Review article: An analysis of the pharmacological rationale for selecting drugs to inhibit vomiting or increase gastric emptying during treatment of gastroparesis

• Published in: Alimentary pharmacology & therapeutics Vol. 57; no. 9; pp. 962 - 978
• Main Authors: Sanger, Gareth J., Andrews, Paul L. R.
• Format: Journal Article
• Language: English
• Published: England Wiley Subscription Services, Inc 01.05.2023
• Subjects: Acetylcholine receptors (muscarinic); Agonists; Amitriptyline; Antagonists; aprepitant; domperidone; Drugs; Erythromycin; Gastric Emptying; gastroparesis; Gastroparesis - drug therapy; Humans; Metoclopramide; Motilin - pharmacology; Motilin - therapeutic use; Movement disorders; Nausea; Nausea - etiology; Pacemakers; prucalopride; Sensory neurons; Serotonin; Tardive dyskinesia; Vagus nerve; Vomiting; Vomiting - drug therapy; Vomiting - etiology; prucalopride; aprepitant; domperidone; gastric emptying; gastroparesis; nausea; vomiting
• ISSN: 0269-2813; 1365-2036
• DOI: 10.1111/apt.17466

Summary Background Drugs which can inhibit nausea/vomiting and/or increase gastric emptying are used to treat gastroparesis, mostly ‘off‐label’. Within each category, they act at different targets and modulate different physiological mechanisms. Aims Address the questions: In gastroparesis, why should blocking one pathway causing vomiting, be more appropriate than another? Why might increasing gastric emptying via one mechanism be more appropriate than another? Methods Drugs used clinically were identified via consensus opinions and reviews, excluding the poorly characterised. Their pharmacology was defined, mapped to mechanisms influencing vomiting and gastric emptying, and rationale developed for therapeutic use. Results Vomiting: Rationale for 5‐HT3, D2, H1 or muscarinic antagonists, and mirtazapine, amitriptyline, nortriptyline, are poor.
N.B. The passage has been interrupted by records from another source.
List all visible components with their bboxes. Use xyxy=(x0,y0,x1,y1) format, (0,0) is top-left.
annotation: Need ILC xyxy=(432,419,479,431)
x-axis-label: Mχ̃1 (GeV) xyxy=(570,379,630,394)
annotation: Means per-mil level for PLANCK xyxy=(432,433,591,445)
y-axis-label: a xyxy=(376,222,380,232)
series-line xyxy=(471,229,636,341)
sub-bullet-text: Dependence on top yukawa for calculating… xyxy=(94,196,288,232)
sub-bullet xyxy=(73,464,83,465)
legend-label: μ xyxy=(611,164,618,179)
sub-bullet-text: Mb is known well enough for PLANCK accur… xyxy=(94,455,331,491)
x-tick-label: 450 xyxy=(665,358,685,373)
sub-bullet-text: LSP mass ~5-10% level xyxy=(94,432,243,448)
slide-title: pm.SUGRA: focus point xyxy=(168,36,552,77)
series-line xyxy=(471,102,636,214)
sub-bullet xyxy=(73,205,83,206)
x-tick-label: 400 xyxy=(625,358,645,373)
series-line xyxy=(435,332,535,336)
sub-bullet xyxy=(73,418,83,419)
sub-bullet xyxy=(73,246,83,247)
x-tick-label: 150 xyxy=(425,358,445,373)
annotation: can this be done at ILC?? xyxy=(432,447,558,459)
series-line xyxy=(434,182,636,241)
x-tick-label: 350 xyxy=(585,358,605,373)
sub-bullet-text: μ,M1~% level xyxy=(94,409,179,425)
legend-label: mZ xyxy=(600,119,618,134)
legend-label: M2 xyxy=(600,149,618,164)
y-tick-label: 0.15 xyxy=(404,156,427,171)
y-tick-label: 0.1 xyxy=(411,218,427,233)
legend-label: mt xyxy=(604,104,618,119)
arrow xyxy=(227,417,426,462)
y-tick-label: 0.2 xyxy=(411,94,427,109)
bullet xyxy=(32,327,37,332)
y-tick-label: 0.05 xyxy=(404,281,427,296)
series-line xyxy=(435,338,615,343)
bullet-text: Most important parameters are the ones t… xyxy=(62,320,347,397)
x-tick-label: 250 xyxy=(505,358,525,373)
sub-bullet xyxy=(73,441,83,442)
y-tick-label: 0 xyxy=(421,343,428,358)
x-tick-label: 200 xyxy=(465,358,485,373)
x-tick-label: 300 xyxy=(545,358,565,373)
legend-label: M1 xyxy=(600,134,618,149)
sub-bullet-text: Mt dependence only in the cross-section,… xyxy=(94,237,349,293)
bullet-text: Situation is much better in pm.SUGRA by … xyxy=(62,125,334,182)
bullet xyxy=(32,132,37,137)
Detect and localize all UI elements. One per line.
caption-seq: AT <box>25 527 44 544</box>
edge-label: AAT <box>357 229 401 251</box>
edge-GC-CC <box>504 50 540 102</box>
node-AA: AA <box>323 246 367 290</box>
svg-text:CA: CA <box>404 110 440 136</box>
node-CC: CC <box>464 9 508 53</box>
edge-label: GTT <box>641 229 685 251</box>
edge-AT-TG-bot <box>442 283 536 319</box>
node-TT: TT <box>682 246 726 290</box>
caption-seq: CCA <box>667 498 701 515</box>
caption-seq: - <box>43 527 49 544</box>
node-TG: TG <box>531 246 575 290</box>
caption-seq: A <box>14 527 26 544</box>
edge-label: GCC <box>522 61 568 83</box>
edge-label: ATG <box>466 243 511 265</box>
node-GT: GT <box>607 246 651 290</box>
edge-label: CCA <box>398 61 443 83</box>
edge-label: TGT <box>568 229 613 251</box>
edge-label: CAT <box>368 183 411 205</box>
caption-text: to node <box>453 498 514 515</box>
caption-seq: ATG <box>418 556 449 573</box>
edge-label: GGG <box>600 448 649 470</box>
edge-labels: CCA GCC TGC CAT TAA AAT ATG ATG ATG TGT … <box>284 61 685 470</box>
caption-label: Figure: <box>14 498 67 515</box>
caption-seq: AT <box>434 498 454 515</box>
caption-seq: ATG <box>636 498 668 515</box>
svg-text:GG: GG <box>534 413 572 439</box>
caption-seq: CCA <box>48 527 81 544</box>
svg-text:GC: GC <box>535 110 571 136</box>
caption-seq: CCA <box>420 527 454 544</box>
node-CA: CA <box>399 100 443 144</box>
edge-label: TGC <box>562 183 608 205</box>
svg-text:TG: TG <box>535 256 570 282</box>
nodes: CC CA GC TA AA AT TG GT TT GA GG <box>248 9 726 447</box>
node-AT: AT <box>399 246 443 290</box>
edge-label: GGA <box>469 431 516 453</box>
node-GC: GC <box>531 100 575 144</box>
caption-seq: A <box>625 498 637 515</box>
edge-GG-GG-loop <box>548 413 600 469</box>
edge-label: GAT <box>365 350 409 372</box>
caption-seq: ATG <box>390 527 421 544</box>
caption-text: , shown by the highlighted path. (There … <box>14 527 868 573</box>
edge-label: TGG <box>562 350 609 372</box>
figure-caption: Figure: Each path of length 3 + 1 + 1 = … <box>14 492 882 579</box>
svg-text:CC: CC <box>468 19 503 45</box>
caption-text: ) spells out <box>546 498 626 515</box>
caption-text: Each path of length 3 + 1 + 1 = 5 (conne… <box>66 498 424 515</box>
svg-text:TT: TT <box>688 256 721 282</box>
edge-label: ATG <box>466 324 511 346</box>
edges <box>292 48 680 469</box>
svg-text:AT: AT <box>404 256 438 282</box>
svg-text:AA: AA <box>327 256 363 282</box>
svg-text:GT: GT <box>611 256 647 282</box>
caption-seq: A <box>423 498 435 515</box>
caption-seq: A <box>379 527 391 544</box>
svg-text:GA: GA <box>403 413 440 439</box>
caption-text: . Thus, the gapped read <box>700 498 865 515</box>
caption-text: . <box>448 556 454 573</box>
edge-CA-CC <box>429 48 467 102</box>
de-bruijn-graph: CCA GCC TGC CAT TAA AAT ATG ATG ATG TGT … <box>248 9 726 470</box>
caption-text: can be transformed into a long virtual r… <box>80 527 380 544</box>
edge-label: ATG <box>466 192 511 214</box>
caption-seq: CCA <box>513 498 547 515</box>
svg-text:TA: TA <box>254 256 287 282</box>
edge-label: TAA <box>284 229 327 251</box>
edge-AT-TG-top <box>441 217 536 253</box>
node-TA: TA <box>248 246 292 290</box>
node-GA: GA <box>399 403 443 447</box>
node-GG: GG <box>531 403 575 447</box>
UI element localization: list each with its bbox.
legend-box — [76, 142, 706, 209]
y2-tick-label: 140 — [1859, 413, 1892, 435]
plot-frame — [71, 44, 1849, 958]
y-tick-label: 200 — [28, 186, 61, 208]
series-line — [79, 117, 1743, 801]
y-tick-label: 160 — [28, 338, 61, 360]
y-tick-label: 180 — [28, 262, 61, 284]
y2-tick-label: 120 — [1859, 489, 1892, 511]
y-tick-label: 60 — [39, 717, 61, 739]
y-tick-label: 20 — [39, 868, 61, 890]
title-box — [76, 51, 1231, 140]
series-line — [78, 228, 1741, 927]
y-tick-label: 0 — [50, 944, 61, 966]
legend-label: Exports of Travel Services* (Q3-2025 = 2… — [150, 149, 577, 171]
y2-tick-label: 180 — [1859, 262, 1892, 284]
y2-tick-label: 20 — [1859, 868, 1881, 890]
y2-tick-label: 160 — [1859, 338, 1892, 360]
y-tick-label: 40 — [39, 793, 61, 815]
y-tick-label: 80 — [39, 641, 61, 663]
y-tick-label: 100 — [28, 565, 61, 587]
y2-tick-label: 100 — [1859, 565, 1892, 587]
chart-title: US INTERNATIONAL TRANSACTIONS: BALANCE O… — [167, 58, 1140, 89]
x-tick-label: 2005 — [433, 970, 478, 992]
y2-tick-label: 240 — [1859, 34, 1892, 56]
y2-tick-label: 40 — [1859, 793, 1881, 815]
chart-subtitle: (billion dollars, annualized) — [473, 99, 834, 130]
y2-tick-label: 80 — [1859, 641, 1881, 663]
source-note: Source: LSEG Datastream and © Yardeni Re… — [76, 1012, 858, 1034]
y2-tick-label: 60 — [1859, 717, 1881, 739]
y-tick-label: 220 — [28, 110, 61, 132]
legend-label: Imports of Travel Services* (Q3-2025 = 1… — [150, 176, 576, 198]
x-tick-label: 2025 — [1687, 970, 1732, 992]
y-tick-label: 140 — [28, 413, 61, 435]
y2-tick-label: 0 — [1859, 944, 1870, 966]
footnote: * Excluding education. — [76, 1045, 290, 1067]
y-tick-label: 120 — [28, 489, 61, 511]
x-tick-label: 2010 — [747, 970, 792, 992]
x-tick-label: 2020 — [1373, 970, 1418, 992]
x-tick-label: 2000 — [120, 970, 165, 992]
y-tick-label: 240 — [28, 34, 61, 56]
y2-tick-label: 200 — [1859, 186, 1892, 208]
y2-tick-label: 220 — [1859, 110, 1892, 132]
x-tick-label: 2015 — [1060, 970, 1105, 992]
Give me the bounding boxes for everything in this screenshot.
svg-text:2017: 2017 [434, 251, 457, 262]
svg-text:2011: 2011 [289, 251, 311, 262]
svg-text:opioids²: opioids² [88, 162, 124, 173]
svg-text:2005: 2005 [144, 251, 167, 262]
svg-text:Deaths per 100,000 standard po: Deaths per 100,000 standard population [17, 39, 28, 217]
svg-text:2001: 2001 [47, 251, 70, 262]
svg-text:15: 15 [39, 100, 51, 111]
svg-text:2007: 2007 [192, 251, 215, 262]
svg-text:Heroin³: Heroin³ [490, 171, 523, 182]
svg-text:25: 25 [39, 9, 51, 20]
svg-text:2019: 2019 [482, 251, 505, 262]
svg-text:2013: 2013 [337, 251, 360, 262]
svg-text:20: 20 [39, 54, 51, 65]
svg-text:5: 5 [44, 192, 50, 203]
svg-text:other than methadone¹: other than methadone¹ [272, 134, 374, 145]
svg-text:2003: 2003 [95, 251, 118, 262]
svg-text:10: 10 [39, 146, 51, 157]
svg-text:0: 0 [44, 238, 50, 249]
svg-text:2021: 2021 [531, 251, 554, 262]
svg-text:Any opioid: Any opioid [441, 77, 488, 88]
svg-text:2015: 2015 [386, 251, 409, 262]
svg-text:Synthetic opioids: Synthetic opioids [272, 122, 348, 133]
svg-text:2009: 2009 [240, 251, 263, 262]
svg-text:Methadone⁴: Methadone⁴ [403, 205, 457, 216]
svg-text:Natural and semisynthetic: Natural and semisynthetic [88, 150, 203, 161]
Arguments for inhibiting central consequences of vagal afferent transmission by NK1 antagonism are complicated by doubts over effects on nausea. Gastric emptying: Confusion emerges because of side‐effects of drugs increasing gastric emptying: Metoclopramide (5‐HT4 agonist, D2 and 5‐HT3 antagonist; also blocks some emetic stimuli and causes tardive dyskinesia) and Erythromycin (high‐efficacy motilin agonist, requiring low doses to minimise side‐effects). Limited trials with selective 5‐HT4 agonists indicate variable efficacy. Conclusions Several drug classes inhibiting vomiting have no scientific rationale. NK1 antagonism has rationale but complicated by limited efficacy against nausea. Studies must resolve variable efficacy of selective 5‐HT4 agonists and apparent superiority over motilin agonists. Overall, lack of robust activity indicates a need for novel approaches targeting nausea (e.g., modulating gastric pacemaker or vagal activity, use of receptor agonists or new targets such as GDF15) and objective assessments of nausea. Summary of the pharmacological rationale for selecting drugs to inhibit vomiting or increase gastric emptying during the treatment of gastroparesis.